Feature extraction

This feature allows users to extract features vectors from a collection of text documents. Available in Excel using the XLSTAT statistical software.

What is feature extraction?

Feature extraction is a text mining method which aims to reduce the amount of resources required to describe a large set of textual data. It is a general term for methods of constructing combinations of the variables to get around these problems while still describing the data with sufficient accuracy.

The extracted features are commonly used in methods of document classification where the frequency of occurrence of each word in a document is used as a feature for training a classifier.

Feature extraction model in XLSTAT

Bag-of-words representation

Also known as vector space model. In this model, a text (such as a sentence or a document) is represented as a multiset of its words, disregarding grammar and even word order. A classical output is the document-term matrix.

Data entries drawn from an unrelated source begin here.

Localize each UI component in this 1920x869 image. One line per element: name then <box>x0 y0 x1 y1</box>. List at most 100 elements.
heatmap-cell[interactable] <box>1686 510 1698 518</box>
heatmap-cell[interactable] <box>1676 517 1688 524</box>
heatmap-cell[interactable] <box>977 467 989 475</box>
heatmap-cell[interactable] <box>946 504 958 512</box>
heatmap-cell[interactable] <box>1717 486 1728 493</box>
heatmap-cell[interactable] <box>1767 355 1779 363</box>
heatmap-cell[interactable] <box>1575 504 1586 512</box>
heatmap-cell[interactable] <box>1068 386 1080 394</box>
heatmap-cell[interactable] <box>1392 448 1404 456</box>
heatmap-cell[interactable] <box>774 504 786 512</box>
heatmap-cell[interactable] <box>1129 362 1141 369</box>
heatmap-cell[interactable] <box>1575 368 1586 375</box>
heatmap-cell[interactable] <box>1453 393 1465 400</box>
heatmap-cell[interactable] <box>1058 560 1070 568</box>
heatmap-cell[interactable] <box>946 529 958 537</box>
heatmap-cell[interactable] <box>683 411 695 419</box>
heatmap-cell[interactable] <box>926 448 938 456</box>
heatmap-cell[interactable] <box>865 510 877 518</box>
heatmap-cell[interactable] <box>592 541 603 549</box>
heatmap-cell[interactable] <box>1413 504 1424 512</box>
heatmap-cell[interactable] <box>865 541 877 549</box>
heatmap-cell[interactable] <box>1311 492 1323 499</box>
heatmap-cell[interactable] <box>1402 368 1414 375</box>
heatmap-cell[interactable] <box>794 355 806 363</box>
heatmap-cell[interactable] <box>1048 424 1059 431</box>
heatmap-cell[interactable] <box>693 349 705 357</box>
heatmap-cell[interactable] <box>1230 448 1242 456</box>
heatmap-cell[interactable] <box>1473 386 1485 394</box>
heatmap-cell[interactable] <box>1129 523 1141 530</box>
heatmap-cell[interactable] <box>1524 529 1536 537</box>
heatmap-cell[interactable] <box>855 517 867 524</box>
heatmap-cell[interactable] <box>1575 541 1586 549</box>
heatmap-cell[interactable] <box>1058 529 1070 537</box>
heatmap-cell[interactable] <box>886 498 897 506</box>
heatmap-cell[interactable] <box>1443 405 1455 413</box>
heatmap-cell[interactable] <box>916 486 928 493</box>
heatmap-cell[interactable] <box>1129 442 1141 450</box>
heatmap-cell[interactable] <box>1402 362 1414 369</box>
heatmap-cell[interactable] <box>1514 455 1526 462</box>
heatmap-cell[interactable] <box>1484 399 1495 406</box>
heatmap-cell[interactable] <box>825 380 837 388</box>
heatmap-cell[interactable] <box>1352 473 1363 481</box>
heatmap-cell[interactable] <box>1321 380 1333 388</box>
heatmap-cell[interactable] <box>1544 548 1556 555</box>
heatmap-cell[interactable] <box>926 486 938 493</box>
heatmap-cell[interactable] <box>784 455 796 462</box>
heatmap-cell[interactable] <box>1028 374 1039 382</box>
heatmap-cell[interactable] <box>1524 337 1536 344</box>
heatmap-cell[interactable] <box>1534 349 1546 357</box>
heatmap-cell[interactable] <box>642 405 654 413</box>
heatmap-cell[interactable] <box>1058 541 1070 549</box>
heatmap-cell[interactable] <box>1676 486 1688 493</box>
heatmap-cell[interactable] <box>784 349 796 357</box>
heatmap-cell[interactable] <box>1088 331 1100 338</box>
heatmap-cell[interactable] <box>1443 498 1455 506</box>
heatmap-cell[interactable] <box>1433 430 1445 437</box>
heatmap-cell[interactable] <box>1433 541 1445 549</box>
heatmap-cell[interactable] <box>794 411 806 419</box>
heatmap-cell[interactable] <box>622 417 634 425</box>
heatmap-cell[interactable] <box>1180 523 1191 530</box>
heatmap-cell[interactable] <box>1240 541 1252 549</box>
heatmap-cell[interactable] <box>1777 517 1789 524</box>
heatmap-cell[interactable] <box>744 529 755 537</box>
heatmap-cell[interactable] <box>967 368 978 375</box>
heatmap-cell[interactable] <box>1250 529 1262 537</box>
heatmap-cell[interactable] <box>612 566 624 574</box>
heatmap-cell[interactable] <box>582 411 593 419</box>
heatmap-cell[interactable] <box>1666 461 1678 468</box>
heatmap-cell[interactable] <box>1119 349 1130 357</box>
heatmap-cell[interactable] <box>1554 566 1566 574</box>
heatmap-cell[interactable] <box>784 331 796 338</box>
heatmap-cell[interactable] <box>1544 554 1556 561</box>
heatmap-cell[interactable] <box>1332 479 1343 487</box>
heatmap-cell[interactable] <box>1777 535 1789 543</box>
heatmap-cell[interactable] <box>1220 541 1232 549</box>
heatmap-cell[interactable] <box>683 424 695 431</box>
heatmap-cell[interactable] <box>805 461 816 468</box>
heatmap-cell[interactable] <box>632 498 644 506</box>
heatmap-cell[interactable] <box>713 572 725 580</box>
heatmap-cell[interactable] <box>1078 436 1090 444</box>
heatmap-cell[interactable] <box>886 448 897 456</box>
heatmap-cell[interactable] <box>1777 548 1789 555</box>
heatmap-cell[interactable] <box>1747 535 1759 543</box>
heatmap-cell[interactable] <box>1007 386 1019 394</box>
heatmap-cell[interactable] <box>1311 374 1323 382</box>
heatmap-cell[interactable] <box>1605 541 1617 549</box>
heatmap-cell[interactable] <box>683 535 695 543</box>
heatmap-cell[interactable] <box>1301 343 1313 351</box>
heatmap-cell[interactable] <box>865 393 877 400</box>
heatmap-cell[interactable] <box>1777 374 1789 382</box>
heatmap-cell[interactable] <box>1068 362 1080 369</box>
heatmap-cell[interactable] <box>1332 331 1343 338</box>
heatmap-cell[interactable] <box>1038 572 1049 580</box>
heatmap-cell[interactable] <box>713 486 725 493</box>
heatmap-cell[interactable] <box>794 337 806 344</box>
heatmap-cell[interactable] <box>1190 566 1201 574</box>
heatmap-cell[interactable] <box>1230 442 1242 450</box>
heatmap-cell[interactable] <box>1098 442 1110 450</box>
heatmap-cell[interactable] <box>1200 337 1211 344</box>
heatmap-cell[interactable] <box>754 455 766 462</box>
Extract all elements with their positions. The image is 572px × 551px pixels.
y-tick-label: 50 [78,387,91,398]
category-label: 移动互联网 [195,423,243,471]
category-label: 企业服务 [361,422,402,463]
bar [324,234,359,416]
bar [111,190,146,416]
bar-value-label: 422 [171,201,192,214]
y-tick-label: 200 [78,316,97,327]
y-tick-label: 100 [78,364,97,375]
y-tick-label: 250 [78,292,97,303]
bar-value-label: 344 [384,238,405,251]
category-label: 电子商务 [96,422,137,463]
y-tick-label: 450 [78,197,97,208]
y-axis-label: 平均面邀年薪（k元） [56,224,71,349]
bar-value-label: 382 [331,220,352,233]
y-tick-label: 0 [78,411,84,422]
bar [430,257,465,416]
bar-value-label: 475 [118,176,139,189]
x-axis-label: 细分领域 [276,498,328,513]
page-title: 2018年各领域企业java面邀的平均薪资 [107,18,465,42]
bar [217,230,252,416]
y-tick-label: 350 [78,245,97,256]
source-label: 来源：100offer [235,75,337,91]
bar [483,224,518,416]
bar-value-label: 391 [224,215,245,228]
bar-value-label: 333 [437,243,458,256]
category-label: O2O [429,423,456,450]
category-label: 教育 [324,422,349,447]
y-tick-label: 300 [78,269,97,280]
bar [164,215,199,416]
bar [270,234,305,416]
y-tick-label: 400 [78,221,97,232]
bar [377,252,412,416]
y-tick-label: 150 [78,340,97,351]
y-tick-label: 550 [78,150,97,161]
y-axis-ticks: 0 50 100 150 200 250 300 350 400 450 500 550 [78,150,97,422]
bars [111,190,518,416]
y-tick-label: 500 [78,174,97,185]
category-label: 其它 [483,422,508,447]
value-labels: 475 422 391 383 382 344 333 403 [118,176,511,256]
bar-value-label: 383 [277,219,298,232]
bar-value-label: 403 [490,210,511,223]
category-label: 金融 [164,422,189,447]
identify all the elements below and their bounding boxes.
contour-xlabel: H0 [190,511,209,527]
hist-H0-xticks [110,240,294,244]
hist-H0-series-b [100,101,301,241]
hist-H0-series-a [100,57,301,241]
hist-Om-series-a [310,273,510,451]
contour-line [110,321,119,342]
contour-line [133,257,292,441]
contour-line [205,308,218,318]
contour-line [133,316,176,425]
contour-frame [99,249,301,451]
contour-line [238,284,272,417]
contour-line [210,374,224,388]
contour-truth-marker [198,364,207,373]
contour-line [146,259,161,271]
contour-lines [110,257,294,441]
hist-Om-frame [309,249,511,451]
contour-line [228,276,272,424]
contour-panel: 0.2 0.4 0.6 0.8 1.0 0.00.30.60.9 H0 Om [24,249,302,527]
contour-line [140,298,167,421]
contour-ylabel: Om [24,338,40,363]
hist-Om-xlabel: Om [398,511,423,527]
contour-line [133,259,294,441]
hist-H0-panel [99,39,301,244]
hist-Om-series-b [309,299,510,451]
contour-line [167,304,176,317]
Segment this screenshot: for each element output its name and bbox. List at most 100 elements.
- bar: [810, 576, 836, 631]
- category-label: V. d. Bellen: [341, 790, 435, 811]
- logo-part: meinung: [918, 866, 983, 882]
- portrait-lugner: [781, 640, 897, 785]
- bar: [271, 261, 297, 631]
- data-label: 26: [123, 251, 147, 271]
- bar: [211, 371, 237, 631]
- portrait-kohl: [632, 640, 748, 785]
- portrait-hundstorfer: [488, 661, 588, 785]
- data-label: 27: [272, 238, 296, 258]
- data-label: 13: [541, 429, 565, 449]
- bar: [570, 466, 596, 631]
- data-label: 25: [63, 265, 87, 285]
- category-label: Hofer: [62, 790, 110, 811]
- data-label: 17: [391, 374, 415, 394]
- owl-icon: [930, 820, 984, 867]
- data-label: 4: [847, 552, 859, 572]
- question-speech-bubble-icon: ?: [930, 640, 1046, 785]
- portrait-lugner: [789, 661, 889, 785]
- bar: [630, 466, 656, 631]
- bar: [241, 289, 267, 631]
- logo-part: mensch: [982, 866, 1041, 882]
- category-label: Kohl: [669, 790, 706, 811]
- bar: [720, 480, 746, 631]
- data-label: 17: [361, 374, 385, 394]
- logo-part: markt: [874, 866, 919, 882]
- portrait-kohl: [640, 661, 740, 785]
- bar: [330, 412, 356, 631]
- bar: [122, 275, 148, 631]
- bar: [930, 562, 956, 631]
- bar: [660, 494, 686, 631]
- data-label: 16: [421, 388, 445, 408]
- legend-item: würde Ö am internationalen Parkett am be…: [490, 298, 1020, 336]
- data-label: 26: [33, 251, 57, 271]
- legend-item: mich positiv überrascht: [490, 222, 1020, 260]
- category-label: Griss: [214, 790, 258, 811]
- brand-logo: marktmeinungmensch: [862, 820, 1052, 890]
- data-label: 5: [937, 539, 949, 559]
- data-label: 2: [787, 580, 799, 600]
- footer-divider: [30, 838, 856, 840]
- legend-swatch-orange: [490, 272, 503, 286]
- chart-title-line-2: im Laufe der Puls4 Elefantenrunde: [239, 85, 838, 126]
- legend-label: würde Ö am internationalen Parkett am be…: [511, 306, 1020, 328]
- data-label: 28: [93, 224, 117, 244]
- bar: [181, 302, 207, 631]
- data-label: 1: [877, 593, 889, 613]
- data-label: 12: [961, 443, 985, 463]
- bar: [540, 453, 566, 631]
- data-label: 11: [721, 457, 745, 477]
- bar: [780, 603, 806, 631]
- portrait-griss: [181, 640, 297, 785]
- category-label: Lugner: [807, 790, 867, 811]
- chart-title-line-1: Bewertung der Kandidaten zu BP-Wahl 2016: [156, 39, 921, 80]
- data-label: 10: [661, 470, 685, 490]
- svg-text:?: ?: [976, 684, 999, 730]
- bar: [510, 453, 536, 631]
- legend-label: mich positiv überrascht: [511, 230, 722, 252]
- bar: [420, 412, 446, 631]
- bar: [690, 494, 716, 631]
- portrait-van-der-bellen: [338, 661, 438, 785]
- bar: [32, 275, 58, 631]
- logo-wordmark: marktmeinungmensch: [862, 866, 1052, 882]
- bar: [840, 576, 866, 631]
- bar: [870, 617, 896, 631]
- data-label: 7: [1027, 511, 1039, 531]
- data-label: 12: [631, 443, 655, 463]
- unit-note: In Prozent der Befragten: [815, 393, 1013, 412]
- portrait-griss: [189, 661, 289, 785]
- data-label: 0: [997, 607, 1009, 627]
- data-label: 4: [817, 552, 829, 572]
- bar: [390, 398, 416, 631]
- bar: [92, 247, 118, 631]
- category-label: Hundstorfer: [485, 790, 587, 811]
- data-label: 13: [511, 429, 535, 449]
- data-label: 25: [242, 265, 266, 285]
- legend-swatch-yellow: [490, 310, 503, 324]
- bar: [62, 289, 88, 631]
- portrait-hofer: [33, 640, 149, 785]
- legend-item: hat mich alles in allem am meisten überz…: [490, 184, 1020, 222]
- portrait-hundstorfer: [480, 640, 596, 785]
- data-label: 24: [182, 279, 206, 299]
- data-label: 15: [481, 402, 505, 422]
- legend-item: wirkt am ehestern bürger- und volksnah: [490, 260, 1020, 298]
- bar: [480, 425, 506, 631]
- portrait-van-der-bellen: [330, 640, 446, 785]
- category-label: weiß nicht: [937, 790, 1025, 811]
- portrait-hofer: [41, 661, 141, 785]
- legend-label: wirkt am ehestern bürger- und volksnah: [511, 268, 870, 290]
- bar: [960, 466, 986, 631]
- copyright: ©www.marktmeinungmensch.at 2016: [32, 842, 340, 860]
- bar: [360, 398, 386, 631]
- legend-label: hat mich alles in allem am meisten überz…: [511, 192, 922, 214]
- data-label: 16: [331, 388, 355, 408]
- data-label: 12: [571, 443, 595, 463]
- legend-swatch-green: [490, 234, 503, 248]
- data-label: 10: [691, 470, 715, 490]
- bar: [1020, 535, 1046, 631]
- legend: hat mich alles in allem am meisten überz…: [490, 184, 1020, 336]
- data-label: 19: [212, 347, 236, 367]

Feature extraction output in XLSTAT

Document-term matrix: it uses all the tokens in the dataset as vocabulary. It is a mathematical matrix object that describes the frequency of terms that occur in a collection of documents. In a document-term frequency matrix, each row in the matrix corresponds to a document and each column corresponds to a term (word) in the document. Each cell represents the frequency (number of occurrences) of the corresponding word in the corresponding document

Prior to that, a tokenization step is performed to separate words from the document by using white space as the delimiter. Moreover, many different filtering combinations can are applied as removing words that do not have any significant importance in building the matrix. This process is called stop words removal (stop words are words like a, the, that and so on). Others filtering procedures can be performed as removing sparse terms (terms that are not present above a certain proportion over the whole documents) or stemming to remove in flexional ending from the necessary words (thus reducing inflected words to their word stem).